Dalam makalah ini, kami akan berusaha memaparkan devinisi serta batasan – batasan dari ijtihad itu sendiri.
II. Pembahasan
1. Pengertian Ijtihad
Al-Imam al-Hafizh jalaluddin Abdurrohman Abu Bakar al-Suyuthi (849 - 910 H / 1445 – 1505 M) menjelaskan definisi Ijtihad sebagai berikut ;
“ Ijtihad adalah usaha seorang faqih (ahli Fiqh) untuk menghasilkan hukum yang bersifat zhanni (Persumtif).” (al-Suyuthi, d-Kawkab al-Sathi’, Juz.II, Hal.479).
Ijtihad adalah mencurahkan segala upaya ( daya pikir ) secara maksimal untuk menemukan hukum Islam tentang sesuatu yang belum jelas didalam al-Qur’an dan hadits dengan menggunakan dalil – dalil umum (prinsip – prinsip dasar agama) yang ada dalam al-Qur’an, al-Hadits, Ijma’, qiyas serta dalil yang lainnya. Proses ijtihad sudah ada sejak Rasulullah masih hidup. Dalam sebuah hadits dinyatakan ;
“ Diriwayatkan Mu’adz bin jabal RA, bahwa pada saat Rasulullah SAW mengutusnya ke negeri Yaman, beliau bertanya, “Bagaimana cara kamu memeutuskan suatu persoalan jika disodorkan sebuah masalah?“, Dia menjawab,“Saya memutuskan dengan kitabullah.” Nabi SAW bertanya, “Jika kamu tidak menemukan didalam kitabullah? “ , Mu’adz menjawab, “maka dengan sunnah Rasulullah SAW.“ Nabi SAW bertanya, “Jika kamu tidak menemukan didalam Sunnah?” Dia menjawab, “Saya melakukan ijtihad dan tidak bertindak sewenang – wenang”. Lalu Mu’adz bertanya, Maka Rasulullah SAW menepuk dadanya lalu bersabda, “Segala puji bagi Allah SWT yang telah memberikan petunjuk kepada utusan Rasulullah dengan apa yang telah di ridloi Rasulullah SAW.” (HR. Ahmad [21000], Abu Dawud [3119] dan al-Daraini [168] ).

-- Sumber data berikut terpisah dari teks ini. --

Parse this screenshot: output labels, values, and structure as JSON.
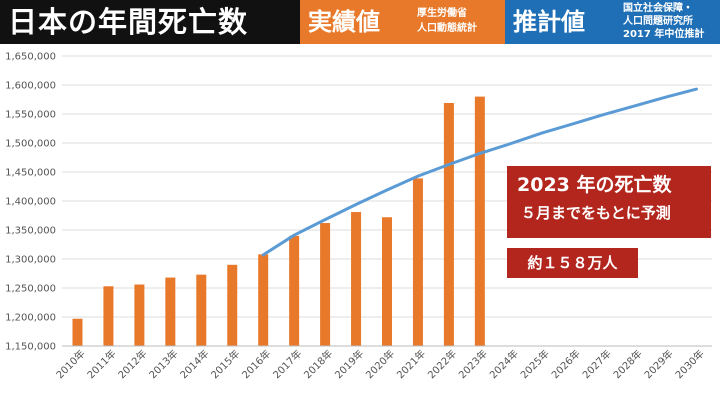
{
  "header": {
    "title": "日本の年間死亡数",
    "actual_label": "実績値",
    "actual_source": [
      "厚生労働省",
      "人口動態統計"
    ],
    "estimate_label": "推計値",
    "estimate_source": [
      "国立社会保障・",
      "人口問題研究所",
      "2017 年中位推計"
    ]
  },
  "callout": {
    "line1": "2023 年の死亡数",
    "line2": "５月までをもとに予測",
    "estimate": "約１５８万人"
  },
  "colors": {
    "header_black": "#111111",
    "actual_orange": "#e8792a",
    "estimate_blue": "#1f6fb6",
    "bar": "#e8792a",
    "line": "#5b9bd5",
    "callout_red": "#b3261e"
  },
  "chart_data": {
    "type": "bar",
    "categories": [
      "2010年",
      "2011年",
      "2012年",
      "2013年",
      "2014年",
      "2015年",
      "2016年",
      "2017年",
      "2018年",
      "2019年",
      "2020年",
      "2021年",
      "2022年",
      "2023年",
      "2024年",
      "2025年",
      "2026年",
      "2027年",
      "2028年",
      "2029年",
      "2030年"
    ],
    "series": [
      {
        "kind": "bar",
        "values": [
          1197000,
          1253000,
          1256000,
          1268000,
          1273000,
          1290000,
          1308000,
          1340000,
          1362000,
          1381000,
          1372000,
          1439000,
          1569000,
          1580000,
          null,
          null,
          null,
          null,
          null,
          null,
          null
        ]
      },
      {
        "kind": "line",
        "values": [
          null,
          null,
          null,
          null,
          null,
          null,
          1307000,
          1341000,
          1368000,
          1394000,
          1419000,
          1443000,
          1463000,
          1482000,
          1499000,
          1517000,
          1533000,
          1549000,
          1564000,
          1579000,
          1593000
        ]
      }
    ],
    "ylim": [
      1150000,
      1650000
    ],
    "yticks": [
      "1,150,000",
      "1,200,000",
      "1,250,000",
      "1,300,000",
      "1,350,000",
      "1,400,000",
      "1,450,000",
      "1,500,000",
      "1,550,000",
      "1,600,000",
      "1,650,000"
    ],
    "grid": true,
    "legend": "none"
  }
}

Begitupula saat ini proses ijtihad harus terus dilakukan karena persoalan kehidupan teurs berkembang yang membutuhkan jawaban dari sisi agama. Dalamkonteks inilah imam al-Hafizh Taqiyyuddin ibnu Daqiq al-‘Id al-Qusyairi (625-703 H / 1235-1303 M) mengatakan ;
“Setiap masa tidak akan fakum dari seorang mujtahid, kecuali apabila zaman telah kacau atau qiyamat telah dekat.” (Majmu’ah Sab’ah Kutub Mufidah, Hal.67).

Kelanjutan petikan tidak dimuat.